Over the last few years, niche areas in artificial intelligence such as computer vision (CV) and natural language processing (NLP), have seen tremendous growth. This can be attributed to the fact that the nature of research has improved greatly in this field. Although research in AI gathers insights from various disciplines, in case of CV and NLP, there haven’t been sufficient methods to determine images and text together (known as ‘image captioning’). Apart from this, AI implementation needs a standard metric for monitoring progress, which is a tough challenge.
In this article, we will explore Visual Question Answering (VQA) system used to set a response for images, and how it is made better with a unique neural network framework known as end-to-end module network.
Information From Images
In a VQA system, pictures or images and natural language questions are provided as input data. The system gives a natural language answer as output in response to the input. This requires a lot of data to be tested in the system for it to be fully AI-capable. The natural language questions in a VQA system are usually based on a variety of features, such as object detection and identifying activities based on common sense and knowledge.

Lately, research for improving VQAs has been garnering a lot of attention. Right from harbouring information from a large dataset to the use of recurrent neural networks (RNN) and convolutional neural networks (CNN), VQA has witnessed many modifications. Now, researchers at University of California, Berkeley, in collaboration with Facebook and Boston University have proposed a novel neural network framework called End-To-End Module Network, which is supposed to speed up VQA.
End-to-End Module Networks
According to researchers, these unique networks aim to solve VQA tasks by analysing a class of models which predict modular network architectures, serve them as a source of text which is then applied to images considered in the project.
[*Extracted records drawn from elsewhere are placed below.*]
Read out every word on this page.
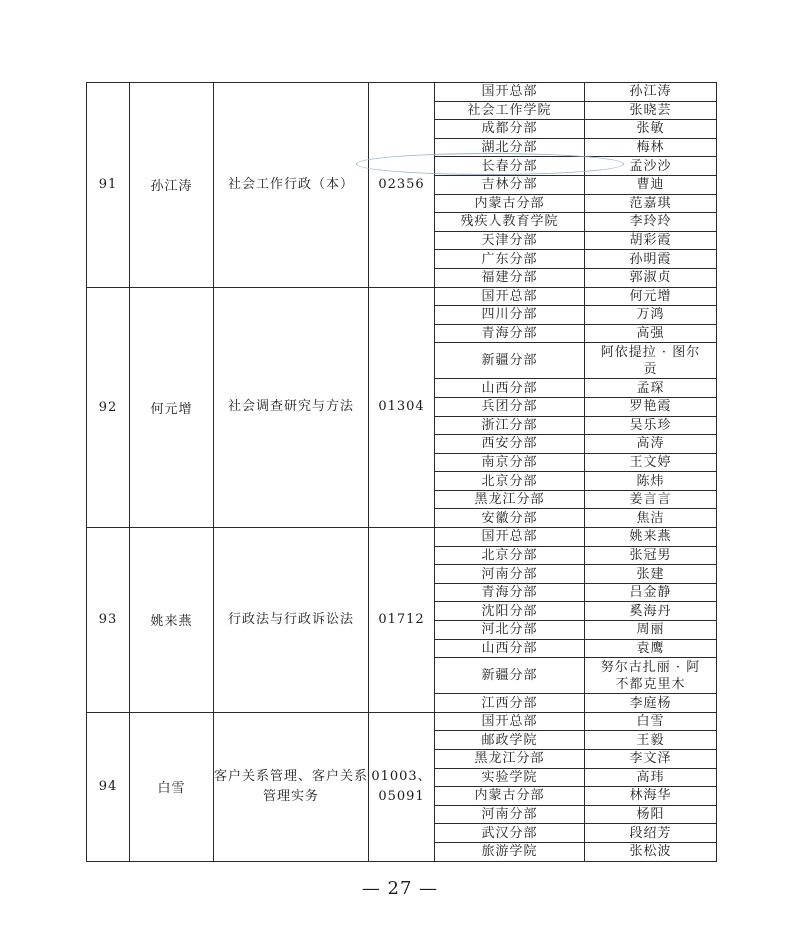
91	孙江涛	社会工作行政（本）	02356	
国开总部	孙江涛
社会工作学院	张晓芸
成都分部	张敏
湖北分部	梅林
长春分部	孟沙沙
吉林分部	曹迪
内蒙古分部	范嘉琪
残疾人教育学院	李玲玲
天津分部	胡彩霞
广东分部	孙明霞
福建分部	郭淑贞

92	何元增	社会调查研究与方法	01304	
国开总部	何元增
四川分部	万鸿
青海分部	高强
新疆分部	阿依提拉 · 图尔贡
山西分部	孟琛
兵团分部	罗艳霞
浙江分部	吴乐珍
西安分部	高涛
南京分部	王文婷
北京分部	陈炜
黑龙江分部	姜言言
安徽分部	焦洁

93	姚来燕	行政法与行政诉讼法	01712	
国开总部	姚来燕
北京分部	张冠男
河南分部	张建
青海分部	吕金静
沈阳分部	奚海丹
河北分部	周丽
山西分部	袁鹰
新疆分部	努尔古扎丽 · 阿不都克里木
江西分部	李庭杨

94	白雪	客户关系管理、客户关系管理实务	01003、05091	
国开总部	白雪
邮政学院	王毅
黑龙江分部	李文泽
实验学院	高玮
内蒙古分部	林海华
河南分部	杨阳
武汉分部	段绍芳
旅游学院	张松波
— 27 —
In addition, they use a parser to understand the textual information for building neural network layouts.
Their neural network model has two components. The first one is a set of modules called ‘co-attentive neural modules’ which have parameterised functions for solving sub-tasks. The second component is a layout policy which creates individual neural layouts to provide responses based on the questions encountered in the VQA system.
The ‘co-attentive neural modules’ in the model is constructed into a neural network. These modules consider input in the form of tensors by absorbing features from the image and text input, and then give out a unique tensor as the output. In the study, every input tensor was an image attention map placed on a convolutional feature grid and consequently, the output tensor is either the attention map or a probability distribution spread across the answers collected in the context. Therefore, a total of nine modules are studied to extract text and image features.
In order to provide the best appropriate reasoning for the questions, a layout policy is determined with the help of a sequence-to-sequence recurrent neural network. This policy gives output in the form of a probability distribution and builds a layout. Lastly, a neural network is built by combining the neural modules and outputs from these layout policies.
However, the neural networks are to be trained to give out meaningful output. So, a prior training step is included in the process at the very end. The training is also done to estimate a loss function from the layout policies. The loss function, described by the researchers, is given below:
“Let θ be all the parameters in our model. Suppose we obtain a layout l sampled from p(l|q; θ) and receive a final question answering loss L˜(θ, l; q, I) on question q and image I after predicting an answer using the network assembled with l. Our training loss function L(θ) is as follows.
L(θ) = El∼p(l|q;θ) [L˜(θ, l; q, I)]
where we use the softmax loss over the output answer scores as L˜(θ, l; q, I) in our implementation.”
The loss is reduced significantly by introducing another variable called baseline in place of gradient formed from the loss function. Researchers have pointed out that optimising loss is a challenge and requires constant learning from the parameters in the VQA.
Now, the fully-built model is tested on three datasets in total. Firstly, with a small dataset known as SHAPES dataset and then on to larger datasets, CLEVR and VGA. The performance of the model on all these datasets was found to be very satisfactory (close to 90 percent of the reasoning to be accurate for the questions).
Conclusion
Although the model has achieved considerable success, it is yet to come out as a standard way to address visual and text data simultaneously for AI systems. Nonetheless, with advancements like these, VQA systems will soon have neural networks like these powering them to be fully AI-capable.